Artist Details

Eddie Brigati

In tandem with organist/singer Felix Cavaliere, Eddie Brigati was the voice of the Rascals, as well as -- often in collaboration with Cavaliere -- one of the group's two resident composers. Born Edward Brigati, Jr. in Garfield, NJ, in 1945, he reached his teens amid the tail-end of the first wave of American rock & roll, though his real first love was R&B and, later, soul music. He worked in various groups in northern New Jersey and New York, and actually succeeded his older brother David Brigati as a member of Joey Dee & the Starliters. After a year, he, Cavaliere, and guitarist Gene Cornish decided that they should try to form their own band, which they did with drummer Dino Danelli rounding out the quartet. That group became the Rascals (originally put before the public as the Young Rascals), with Brigati and Cavaliere sharing the lead vocals. Although they were initially a cover band, doing as many as 25 songs in their own style, which was enough to delight audiences and attract the management of Sid Bernstein -- and get them their first major hit with "Good Lovin'" -- eventually they turned to writing their own songs. That task fell to Brigati and Cavaliere, and ultimately the group became known as much for their original compositions as for their collective sound. Brigati's credits included such classics as "Groovin'," "I've Been Lonely Too Long," "How Can I Be Sure," "You Better Run," and "People Got to Be Free"." He remained with the group until 1970, leaving at the same time that they switched from Atlantic to Columbia Records.

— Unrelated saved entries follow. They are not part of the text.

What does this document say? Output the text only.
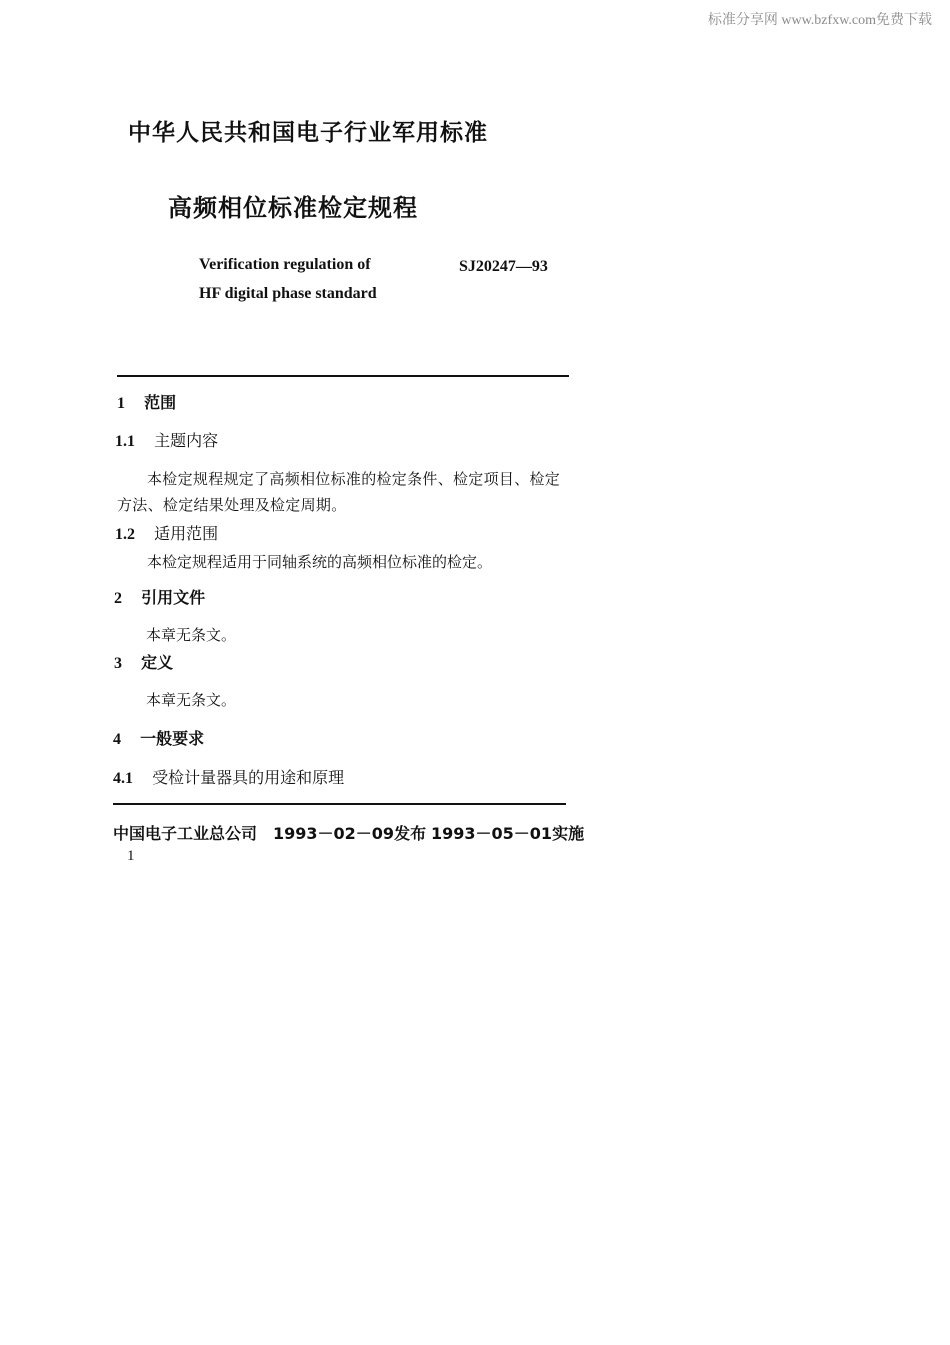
标准分享网 www.bzfxw.com免费下载
中华人民共和国电子行业军用标准
高频相位标准检定规程
Verification regulation of
HF digital phase standard
SJ20247—93
1 范围
1.1 主题内容
本检定规程规定了高频相位标准的检定条件、检定项目、检定方法、检定结果处理及检定周期。
1.2 适用范围
本检定规程适用于同轴系统的高频相位标准的检定。
2 引用文件
本章无条文。
3 定义
本章无条文。
4 一般要求
4.1 受检计量器具的用途和原理
中国电子工业总公司 1993－02－09发布 1993－05－01实施
1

Since then, he has pursued various solo and group endeavors, including the album Lost in the Wilderness, recorded with his brother in 1976 under the name Brigati. He has proved to be the most resistant to reuniting with the other members, especially Cavaliere (Cornish and Danelli have worked together at various times since the original group's breakup). The group was inducted into the Rock & Roll Hall of Fame in 1997, and a dozen years later, in 2009, both Brigati and Cavaliere were inducted into the Songwriters Hall of Fame.